This is our old blog. It hasn't been active since 2011. Please see the link above for our current blog or click the logo above to see all of the great data and content on this site.

Pre-1910 Batter Strikeout Data

Posted by Neil Paine on April 13, 2011

A B-R user recently wondered about the source for our pre-1910 batter strikeout data (example), given that those stats were not officially kept track of until 1913 in the AL and 1910 in the NL. I posed the question to Pete Palmer, stat legend and season-data provider to Baseball-Reference, and here was his reply:

"The strikeout data came from Jonathan Frankel, who did a tremendous amount of work with a number of helpers checking box scores in various newspapers. He identified about 90% of NL batters and 80% of AL batters from 1897-1909. The results were then prorated for the remainder of the season. Work is continuing on digging up more boxes and also on 1910-12 AL.

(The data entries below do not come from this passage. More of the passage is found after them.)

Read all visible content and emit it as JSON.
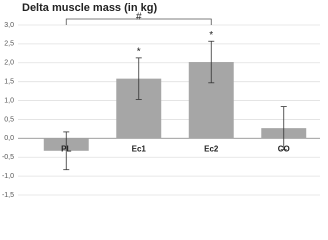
{
  "chart_data": {
    "type": "bar",
    "title": "Delta muscle mass (in kg)",
    "categories": [
      "PL",
      "Ec1",
      "Ec2",
      "CO"
    ],
    "values": [
      -0.33,
      1.58,
      2.02,
      0.27
    ],
    "errors": [
      0.5,
      0.55,
      0.55,
      0.57
    ],
    "color": "#a6a6a6",
    "ylim": [
      -1.5,
      3.0
    ],
    "yticks": [
      {
        "value": -1.5,
        "label": "-1,5"
      },
      {
        "value": -1.0,
        "label": "-1,0"
      },
      {
        "value": -0.5,
        "label": "-0,5"
      },
      {
        "value": 0,
        "label": "0,0"
      },
      {
        "value": 0.5,
        "label": "0,5"
      },
      {
        "value": 1.0,
        "label": "1,0"
      },
      {
        "value": 1.5,
        "label": "1,5"
      },
      {
        "value": 2.0,
        "label": "2,0"
      },
      {
        "value": 2.5,
        "label": "2,5"
      },
      {
        "value": 3.0,
        "label": "3,0"
      }
    ],
    "grid": true,
    "annotations": [
      "#",
      "*",
      "*"
    ]
  }
}
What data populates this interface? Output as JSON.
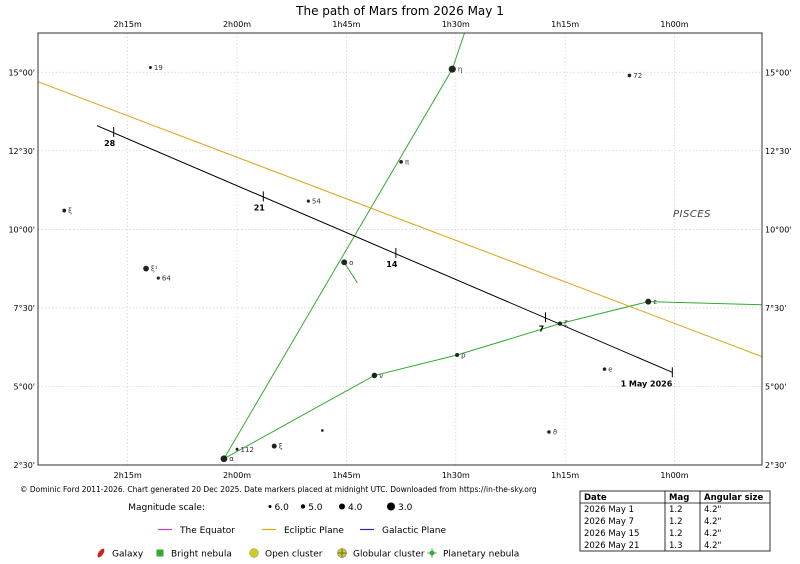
{
  "chart_data": {
    "type": "scatter",
    "title": "The path of Mars from 2026 May 1",
    "credit": "© Dominic Ford 2011-2026. Chart generated 20 Dec 2025. Date markers placed at midnight UTC. Downloaded from https://in-the-sky.org",
    "x_axis": {
      "reversed": true,
      "range_hours": [
        0.8,
        2.455
      ],
      "ticks": [
        {
          "value": 2.25,
          "label": "2h15m"
        },
        {
          "value": 2.0,
          "label": "2h00m"
        },
        {
          "value": 1.75,
          "label": "1h45m"
        },
        {
          "value": 1.5,
          "label": "1h30m"
        },
        {
          "value": 1.25,
          "label": "1h15m"
        },
        {
          "value": 1.0,
          "label": "1h00m"
        }
      ]
    },
    "y_axis": {
      "range_deg": [
        2.5,
        16.25
      ],
      "ticks": [
        {
          "value": 2.5,
          "label": "2°30'"
        },
        {
          "value": 5.0,
          "label": "5°00'"
        },
        {
          "value": 7.5,
          "label": "7°30'"
        },
        {
          "value": 10.0,
          "label": "10°00'"
        },
        {
          "value": 12.5,
          "label": "12°30'"
        },
        {
          "value": 15.0,
          "label": "15°00'"
        }
      ]
    },
    "grid": true,
    "constellation": {
      "label": "PISCES",
      "x": 0.96,
      "y": 10.4
    },
    "mars_path": [
      {
        "x": 1.005,
        "y": 5.45
      },
      {
        "x": 2.32,
        "y": 13.3
      }
    ],
    "date_markers": [
      {
        "label": "1 May 2026",
        "x": 1.005,
        "y": 5.45
      },
      {
        "label": "7",
        "x": 1.295,
        "y": 7.2
      },
      {
        "label": "14",
        "x": 1.637,
        "y": 9.25
      },
      {
        "label": "21",
        "x": 1.94,
        "y": 11.05
      },
      {
        "label": "28",
        "x": 2.282,
        "y": 13.1
      }
    ],
    "ecliptic": [
      {
        "x": 0.8,
        "y": 5.95
      },
      {
        "x": 2.455,
        "y": 14.7
      }
    ],
    "constellation_lines": [
      [
        {
          "x": 2.03,
          "y": 2.7
        },
        {
          "x": 1.508,
          "y": 15.1
        },
        {
          "x": 1.48,
          "y": 16.25
        }
      ],
      [
        {
          "x": 1.755,
          "y": 8.95
        },
        {
          "x": 1.725,
          "y": 8.3
        }
      ],
      [
        {
          "x": 2.03,
          "y": 2.7
        },
        {
          "x": 1.686,
          "y": 5.35
        },
        {
          "x": 1.497,
          "y": 6.0
        },
        {
          "x": 1.262,
          "y": 7.0
        },
        {
          "x": 1.06,
          "y": 7.7
        },
        {
          "x": 0.8,
          "y": 7.6
        }
      ]
    ],
    "stars": [
      {
        "name": "η",
        "x": 1.508,
        "y": 15.1,
        "mag": 3.6
      },
      {
        "name": "72",
        "x": 1.103,
        "y": 14.9,
        "mag": 5.6
      },
      {
        "name": "19",
        "x": 2.198,
        "y": 15.15,
        "mag": 6.0
      },
      {
        "name": "π",
        "x": 1.625,
        "y": 12.15,
        "mag": 5.6
      },
      {
        "name": "54",
        "x": 1.837,
        "y": 10.9,
        "mag": 5.9
      },
      {
        "name": "ξ",
        "x": 2.395,
        "y": 10.6,
        "mag": 5.5
      },
      {
        "name": "ο",
        "x": 1.755,
        "y": 8.95,
        "mag": 4.3
      },
      {
        "name": "ξ¹",
        "x": 2.208,
        "y": 8.75,
        "mag": 4.4
      },
      {
        "name": "64",
        "x": 2.18,
        "y": 8.45,
        "mag": 5.9
      },
      {
        "name": "ζ",
        "x": 1.262,
        "y": 7.0,
        "mag": 5.2
      },
      {
        "name": "ε",
        "x": 1.06,
        "y": 7.7,
        "mag": 4.3
      },
      {
        "name": "ρ",
        "x": 1.497,
        "y": 6.0,
        "mag": 5.4
      },
      {
        "name": "ν",
        "x": 1.686,
        "y": 5.35,
        "mag": 4.5
      },
      {
        "name": "e",
        "x": 1.16,
        "y": 5.55,
        "mag": 5.7
      },
      {
        "name": "ϑ",
        "x": 1.287,
        "y": 3.55,
        "mag": 5.7
      },
      {
        "name": "",
        "x": 1.805,
        "y": 3.6,
        "mag": 6.2
      },
      {
        "name": "ξ",
        "x": 1.915,
        "y": 3.1,
        "mag": 4.8
      },
      {
        "name": "112",
        "x": 2.0,
        "y": 3.0,
        "mag": 6.0
      },
      {
        "name": "α",
        "x": 2.03,
        "y": 2.7,
        "mag": 3.8
      }
    ]
  },
  "magnitude_scale": {
    "label": "Magnitude scale:",
    "items": [
      {
        "label": "6.0",
        "r": 1.5
      },
      {
        "label": "5.0",
        "r": 2.2
      },
      {
        "label": "4.0",
        "r": 3.0
      },
      {
        "label": "3.0",
        "r": 4.0
      }
    ]
  },
  "legend": {
    "lines": [
      {
        "label": "The Equator",
        "color": "#c43bc4"
      },
      {
        "label": "Ecliptic Plane",
        "color": "#d9a515"
      },
      {
        "label": "Galactic Plane",
        "color": "#2b2bb5"
      }
    ],
    "symbols": [
      {
        "label": "Galaxy",
        "color": "#cc2222",
        "icon": "galaxy-icon"
      },
      {
        "label": "Bright nebula",
        "color": "#33aa33",
        "icon": "bright-nebula-icon"
      },
      {
        "label": "Open cluster",
        "color": "#cccc22",
        "icon": "open-cluster-icon"
      },
      {
        "label": "Globular cluster",
        "color": "#cccc22",
        "icon": "globular-cluster-icon"
      },
      {
        "label": "Planetary nebula",
        "color": "#33aa33",
        "icon": "planetary-nebula-icon"
      }
    ]
  },
  "table": {
    "headers": [
      "Date",
      "Mag",
      "Angular size"
    ],
    "rows": [
      [
        "2026 May 1",
        "1.2",
        "4.2\""
      ],
      [
        "2026 May 7",
        "1.2",
        "4.2\""
      ],
      [
        "2026 May 15",
        "1.2",
        "4.2\""
      ],
      [
        "2026 May 21",
        "1.3",
        "4.2\""
      ]
    ]
  },
  "colors": {
    "grid": "#cfcfcf",
    "path": "#000000",
    "ecliptic": "#d9a515",
    "constellation_lines": "#33aa33",
    "stars": "#222222"
  }
}
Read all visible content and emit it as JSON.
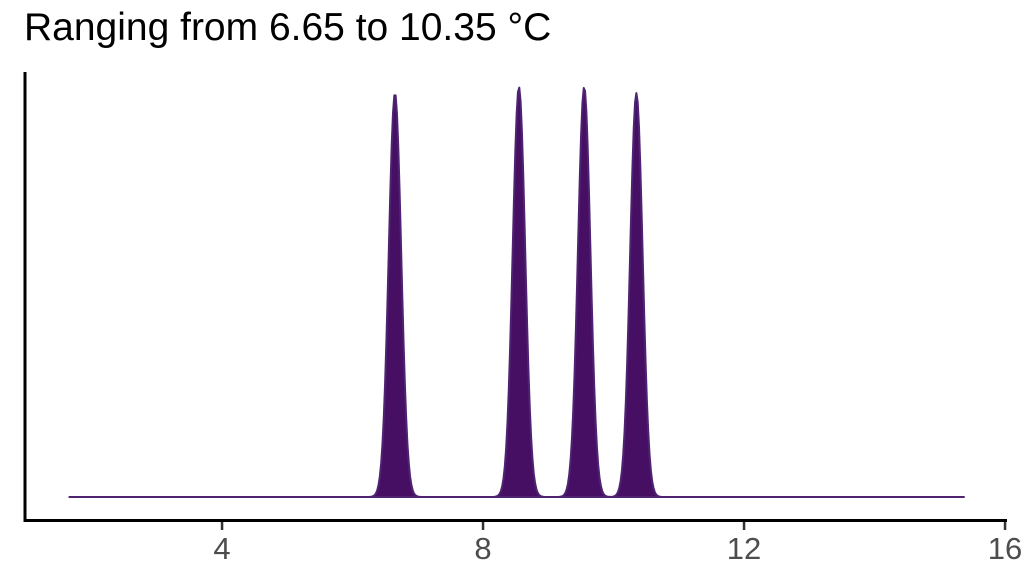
{
  "chart_data": {
    "type": "area",
    "subtype": "kernel_density_spikes",
    "title": "Ranging from 6.65 to 10.35 °C",
    "series": [
      {
        "name": "temperature_density",
        "kernel_centers": [
          6.65,
          8.55,
          9.55,
          10.35
        ],
        "kernel_rel_heights": [
          0.985,
          1.0,
          1.0,
          0.985
        ],
        "bandwidth": 0.095
      }
    ],
    "curve_x_range": [
      1.66,
      15.37
    ],
    "xlim": [
      0.98,
      16.03
    ],
    "x_ticks": [
      4,
      8,
      12,
      16
    ],
    "xlabel": "",
    "ylabel": "",
    "y_tick_labels_shown": false,
    "grid": false,
    "legend_position": "none",
    "colors": {
      "fill": "#470f63",
      "stroke": "#4e2372",
      "axis": "#000000",
      "tick": "#333333",
      "tick_label": "#4d4d4d",
      "title": "#000000",
      "background": "#ffffff"
    }
  }
}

I was surprised that Jonathan was able to find so much data. What happened is that the local papers often carried the strikeouts for their games, so it required volunteers all over the country to check the papers, plus some inter-library loans. It was a terrific undertaking."

It turns out that Jonathan has a blog where he posts updates about the progress of his batter strikeout research. He says the 1910 AL is 89% complete right now, and that he has begun work on the 1912 AL as well.

8 Responses to “Pre-1910 Batter Strikeout Data”

  1. Sean Forman Says:

    And I was just going to watch TV tonight.

  2. Johnny Twisto Says:

    The results were then prorated for the remainder of the season.

    I really think this *has* to be clearly noted on the site. Otherwise you are presenting estimated stats as if they were actual. It's similar to the old catcher stats which have SB/CS based on prorated team totals, not actual player totals. It is very misleading.

  3. Owen23 Says:

    Not sure how to explain this...3 at bats and 4 strikeouts ?

    http://www.baseball-reference.com/players/g/gibsoch01.shtml

  4. Johnny Twisto Says:

    Owen, see above. The numbers are being estimated based on incomplete data and it can end up in screwy results like that.

  5. DavidRF Says:

    Retrosheet is updated back to 1918 now and they've had the isolated 1911 NL season done for a while now too. It'll be interesting to see what happens when they get back far enough to encounter this issue. I guess the more eyes looking at things the better.

  6. Owen23 Says:

    This is a great thing (even with sometimes strange results)...the 1900s strikeout machine Billy Maloney !
    http://www.baseball-reference.com/players/m/malonbi01.shtml

  7. Pre-1910 Batter Strikeout Data » Stathead » Blog Archive Says:

    [...] Neil Paine talks about where the site’s pre-1910 batter strikeouts came from. Link Posted on Wednesday, April 13th, 2011 at 5:19 pm, Category: Baseball, Tags: bref, data, history, [...]

  8. Charles Saeger Says:

    After going over his blog, I'll hold out as to why Charlie Gibson struck out four times in three at bats. His extrapolations are based on strikeouts/game. The at bat total may well be wrong.